Due to extreme prejudice of most members of my family against fruitcake, I expect I'll be the only one to eat much of this week's cake. I am attempting to get around glacéed cherry aversion by using a mix of non-glacéed dried fruit and candied ginger, but that will only put the cake in other people's aversion zone. Fruitcake is just one of those polarizing things. You might think the high alcohol content would help, but most of my captive cake-testing panel are under the legal drinking age.
Last weekend I put together my fruit mix, raiding my rather large and somewhat old collection of dried fruit, which I keep in the fridge hydrator. I ended up with:
1/2 c. dried cherries
1/2 c. dried cranberries
1/3 c. dried blueberries
1/3 c. dried apricot, chopped to about the size of the cherries
1/3 c. total of a mix of dried peach and apple
2 T. crystalized ginger, minced
the peel of an orange and a lemon, coarsely chopped
The general idea of a non-glacéed fruitcake, and ideas on the fruit to include, I took from Alton Brown's Freerange Fruitcake. I doused my mixture with dark rum and stored it in a plastic container with a good lid, and shook it a little every day to mix up the fruit. The rum disappeared early, perhaps because my dried fruit was drier than normal (the dehydrating hydrator drawer!), so I added a couple of tablespoons twice during the week. By Friday, the fruits were getting pretty plump.

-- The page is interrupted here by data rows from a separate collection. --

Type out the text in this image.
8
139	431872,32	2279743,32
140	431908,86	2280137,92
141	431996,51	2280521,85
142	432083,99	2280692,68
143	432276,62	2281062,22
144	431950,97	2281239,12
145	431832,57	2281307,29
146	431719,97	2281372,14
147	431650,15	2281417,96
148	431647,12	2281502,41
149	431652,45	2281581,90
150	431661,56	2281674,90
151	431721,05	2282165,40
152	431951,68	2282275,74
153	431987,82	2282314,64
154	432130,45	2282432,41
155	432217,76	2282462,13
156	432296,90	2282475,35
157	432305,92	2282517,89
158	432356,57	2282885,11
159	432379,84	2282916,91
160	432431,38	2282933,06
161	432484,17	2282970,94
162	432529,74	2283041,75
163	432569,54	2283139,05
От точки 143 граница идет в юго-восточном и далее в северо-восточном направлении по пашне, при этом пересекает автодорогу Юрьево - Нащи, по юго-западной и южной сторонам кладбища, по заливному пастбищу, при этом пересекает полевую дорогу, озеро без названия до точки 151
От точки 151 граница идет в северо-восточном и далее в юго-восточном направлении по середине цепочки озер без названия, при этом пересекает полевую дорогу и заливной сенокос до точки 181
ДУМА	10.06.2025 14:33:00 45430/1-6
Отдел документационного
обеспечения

Then it was on to the cake. I had the same confusion as others about the butter first being described as creamy, then as melted, but went with my idea of creamy--still the color of solid butter, but so soft as to feel like I was stirring whipped cream. My muscovado sugar didn't quite beat in smoothly and little tiny lumps were still visible in the mixture even after beating in my 1-1/2 egg--the sugar might have been a little on the dry side, too. Then the dry ingredients went in, then the fruit, then the nuts, and the batter was ready. It did almost fill my 6-cup fluted tube pan.
I forgot to note my final cooking time for the half-cake--about 50 minutes, I think. And I didn't read all of Rose's note (raps knuckles, promises to do better) and didn't tent the pan with foil, so the outer edges look a little over-done. However, it came out of the pan very smoothly and looks very pretty.
No taste-testing results this week, as I'm letting my cake age a couple of weeks at least. It's swaddled in rum-soaked cheesecloth and plastic wrap, and I have a little spray bottle of dark rum to spritz it with every few days when the cheesecloth gets a little dry. I'm looking forward to a slice with a nice cup of hot tea somewhere in the week before Christmas, when I'll need a sanity break.